Kay is right to see the parallels between the Kennedy assassination and the Giffords shooting, although there is actually one crucially important difference. The best evidence we have is that Lee Harvey Oswald was a communist and ideologically motivated, whereas Loughner is just mentally ill. While Loughner is not an example of the truth of the liberal narrative, Oswald actually contradicts it. He is an example of unreasoning, hateful, left-wing violence.
Yet Kay is right to observe that:
Even after all the reporting that’s been done on Loughner’s past, the myth that he is in some way emblematic of Tea Party culture likely will remain embedded in American political lore, just as left-wing conspiracy theorists still claim Oswald was a front man for the CIA and the military-industrial complex. As the JFK example shows, the modern, politically engaged mind is drawn to interpret every fresh tragedy through the lens of their pre-existing dogmas.The damage was done in the first 48-72 hours after the shooting. The lies were spread and the narrative constructed before anyone even knew the facts about who Loughner was one way or the other. This was deliberate. As the old saying goes, "a lie gets half way around the world before the truth gets its pants on." In this case, there will always be a subliminal link in the public consciousness between Sarah Palin, Glenn Beck, Rush Limbaugh, and the Tea Party, and this tragic act of violence. This lie will not be overturned by the facts because the pre-existing narrative embraced by liberals is stronger than facts and evidence. The lie fits the paradigm but the facts do not; so much the worse for the facts. Philosopher of science, Thomas Kuhn, explained the power of the paradigm in his book, The Structure of Scientific Revolutions.

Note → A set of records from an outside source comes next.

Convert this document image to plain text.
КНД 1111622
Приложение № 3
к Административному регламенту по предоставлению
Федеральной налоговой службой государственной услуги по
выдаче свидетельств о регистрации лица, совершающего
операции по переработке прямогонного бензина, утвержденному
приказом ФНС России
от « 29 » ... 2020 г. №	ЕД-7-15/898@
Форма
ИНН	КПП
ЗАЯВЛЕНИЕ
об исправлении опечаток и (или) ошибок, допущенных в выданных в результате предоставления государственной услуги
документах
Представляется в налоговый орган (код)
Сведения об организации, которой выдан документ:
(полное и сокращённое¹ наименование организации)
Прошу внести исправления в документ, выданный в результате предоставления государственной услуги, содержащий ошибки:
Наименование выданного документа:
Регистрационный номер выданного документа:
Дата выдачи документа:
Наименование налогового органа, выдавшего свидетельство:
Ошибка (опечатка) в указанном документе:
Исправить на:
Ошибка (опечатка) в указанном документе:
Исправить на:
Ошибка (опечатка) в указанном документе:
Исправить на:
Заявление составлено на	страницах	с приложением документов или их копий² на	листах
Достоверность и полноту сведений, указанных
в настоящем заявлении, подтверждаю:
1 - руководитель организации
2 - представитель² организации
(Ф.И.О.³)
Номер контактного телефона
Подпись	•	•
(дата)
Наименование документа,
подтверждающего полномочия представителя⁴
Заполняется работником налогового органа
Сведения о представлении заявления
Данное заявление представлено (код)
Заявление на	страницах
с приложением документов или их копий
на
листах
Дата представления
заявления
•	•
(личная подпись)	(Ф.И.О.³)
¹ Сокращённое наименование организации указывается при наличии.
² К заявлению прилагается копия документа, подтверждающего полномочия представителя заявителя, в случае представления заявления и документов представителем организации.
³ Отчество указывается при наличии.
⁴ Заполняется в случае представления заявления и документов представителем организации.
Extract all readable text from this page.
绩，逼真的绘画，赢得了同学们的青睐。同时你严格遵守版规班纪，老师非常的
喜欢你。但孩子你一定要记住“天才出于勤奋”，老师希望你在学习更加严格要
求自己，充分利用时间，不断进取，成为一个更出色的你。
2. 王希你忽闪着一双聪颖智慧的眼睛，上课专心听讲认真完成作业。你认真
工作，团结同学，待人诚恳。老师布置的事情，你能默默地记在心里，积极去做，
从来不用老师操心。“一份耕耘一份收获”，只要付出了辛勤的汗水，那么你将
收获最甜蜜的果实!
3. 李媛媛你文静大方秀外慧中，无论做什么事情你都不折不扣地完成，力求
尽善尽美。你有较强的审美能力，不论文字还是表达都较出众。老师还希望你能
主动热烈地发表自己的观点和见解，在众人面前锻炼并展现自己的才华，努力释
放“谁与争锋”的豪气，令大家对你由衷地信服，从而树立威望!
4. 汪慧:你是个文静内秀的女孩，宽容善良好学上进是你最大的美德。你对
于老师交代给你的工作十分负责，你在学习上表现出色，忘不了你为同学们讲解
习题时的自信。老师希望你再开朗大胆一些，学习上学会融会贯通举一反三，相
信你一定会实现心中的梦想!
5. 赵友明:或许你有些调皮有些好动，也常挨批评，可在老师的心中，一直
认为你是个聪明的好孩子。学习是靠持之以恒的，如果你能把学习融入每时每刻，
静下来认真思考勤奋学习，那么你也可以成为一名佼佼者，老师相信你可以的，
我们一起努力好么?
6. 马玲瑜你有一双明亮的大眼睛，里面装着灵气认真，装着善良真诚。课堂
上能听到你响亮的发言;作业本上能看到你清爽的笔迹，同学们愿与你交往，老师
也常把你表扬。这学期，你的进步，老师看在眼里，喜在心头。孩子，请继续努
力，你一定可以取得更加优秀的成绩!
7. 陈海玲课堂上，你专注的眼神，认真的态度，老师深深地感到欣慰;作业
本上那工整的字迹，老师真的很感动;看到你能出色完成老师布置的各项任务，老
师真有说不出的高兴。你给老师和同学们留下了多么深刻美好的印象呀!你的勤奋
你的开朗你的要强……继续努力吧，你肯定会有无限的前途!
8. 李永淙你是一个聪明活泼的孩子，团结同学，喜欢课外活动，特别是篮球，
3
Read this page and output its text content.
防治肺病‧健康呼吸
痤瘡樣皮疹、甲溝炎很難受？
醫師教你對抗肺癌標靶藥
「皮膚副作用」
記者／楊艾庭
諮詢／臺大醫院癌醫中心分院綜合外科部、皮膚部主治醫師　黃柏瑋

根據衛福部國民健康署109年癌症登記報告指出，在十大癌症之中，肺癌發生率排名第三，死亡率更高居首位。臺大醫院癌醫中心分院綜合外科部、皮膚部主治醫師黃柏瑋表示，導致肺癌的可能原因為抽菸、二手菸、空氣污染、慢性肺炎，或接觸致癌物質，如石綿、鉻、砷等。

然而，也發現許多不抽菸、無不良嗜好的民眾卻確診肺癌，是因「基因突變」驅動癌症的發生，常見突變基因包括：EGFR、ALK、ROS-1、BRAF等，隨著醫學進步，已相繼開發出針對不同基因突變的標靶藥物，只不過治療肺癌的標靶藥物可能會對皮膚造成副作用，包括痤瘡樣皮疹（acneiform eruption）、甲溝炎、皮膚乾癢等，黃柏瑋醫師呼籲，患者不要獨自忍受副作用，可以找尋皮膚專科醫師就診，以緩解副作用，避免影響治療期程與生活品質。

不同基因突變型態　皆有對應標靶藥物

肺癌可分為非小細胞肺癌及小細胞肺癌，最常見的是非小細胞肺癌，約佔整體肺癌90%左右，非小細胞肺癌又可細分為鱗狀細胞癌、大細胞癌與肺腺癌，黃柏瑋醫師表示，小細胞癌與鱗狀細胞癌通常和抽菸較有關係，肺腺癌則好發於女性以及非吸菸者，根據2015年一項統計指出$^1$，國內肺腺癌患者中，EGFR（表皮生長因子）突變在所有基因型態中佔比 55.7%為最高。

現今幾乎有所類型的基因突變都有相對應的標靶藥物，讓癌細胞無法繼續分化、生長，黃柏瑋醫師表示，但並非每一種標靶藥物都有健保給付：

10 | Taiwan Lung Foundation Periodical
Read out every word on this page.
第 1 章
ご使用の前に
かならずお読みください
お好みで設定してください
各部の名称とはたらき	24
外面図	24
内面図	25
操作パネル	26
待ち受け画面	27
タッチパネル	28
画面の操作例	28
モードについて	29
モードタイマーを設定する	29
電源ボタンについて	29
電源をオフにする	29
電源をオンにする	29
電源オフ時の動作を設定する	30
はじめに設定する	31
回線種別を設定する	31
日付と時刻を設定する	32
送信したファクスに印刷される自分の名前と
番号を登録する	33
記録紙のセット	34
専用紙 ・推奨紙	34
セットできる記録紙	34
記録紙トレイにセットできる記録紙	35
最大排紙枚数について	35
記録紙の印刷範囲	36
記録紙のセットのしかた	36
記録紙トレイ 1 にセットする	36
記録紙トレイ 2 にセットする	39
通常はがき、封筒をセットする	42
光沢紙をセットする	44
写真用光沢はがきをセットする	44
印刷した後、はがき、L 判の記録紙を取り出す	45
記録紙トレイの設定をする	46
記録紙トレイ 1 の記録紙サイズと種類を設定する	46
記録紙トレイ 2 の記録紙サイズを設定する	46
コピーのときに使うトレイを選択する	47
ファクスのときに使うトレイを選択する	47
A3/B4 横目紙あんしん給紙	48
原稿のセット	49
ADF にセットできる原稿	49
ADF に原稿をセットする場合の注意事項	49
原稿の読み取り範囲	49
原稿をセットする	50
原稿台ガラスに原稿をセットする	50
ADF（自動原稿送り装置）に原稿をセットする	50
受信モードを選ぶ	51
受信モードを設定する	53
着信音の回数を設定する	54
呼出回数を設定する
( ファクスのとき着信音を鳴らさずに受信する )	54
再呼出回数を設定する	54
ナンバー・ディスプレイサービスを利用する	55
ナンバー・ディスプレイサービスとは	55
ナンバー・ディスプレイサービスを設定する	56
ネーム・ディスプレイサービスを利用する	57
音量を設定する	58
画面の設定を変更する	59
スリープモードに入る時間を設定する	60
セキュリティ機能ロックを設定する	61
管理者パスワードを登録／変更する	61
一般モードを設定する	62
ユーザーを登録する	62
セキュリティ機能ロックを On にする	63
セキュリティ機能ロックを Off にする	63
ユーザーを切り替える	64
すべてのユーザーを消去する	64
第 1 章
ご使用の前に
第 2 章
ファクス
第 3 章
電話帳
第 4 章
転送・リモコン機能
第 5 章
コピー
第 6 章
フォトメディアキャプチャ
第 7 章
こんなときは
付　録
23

Of course, there are other inconvenient truths about this incident. One is the way the attempt to tie Sarah Palin to murder has contributed to an unleashing of hatred against her. It is so bad that it would not be a surprise if some left-wing nut went after her with a gun or a knife. Here is a story about the filth and violent talk recently observed on Twitter. The Left is quite calm about violence against conservatives. Whatever they may say for public consumption the truth is that hard core leftists consider revolutionary violence to be justifiable and the more squishy liberals just keep their mouths shut when violence against conservatives occurs.
The hypocrisy is breathtaking; the leftist narrative marches on. And it's deja vu all over again and again.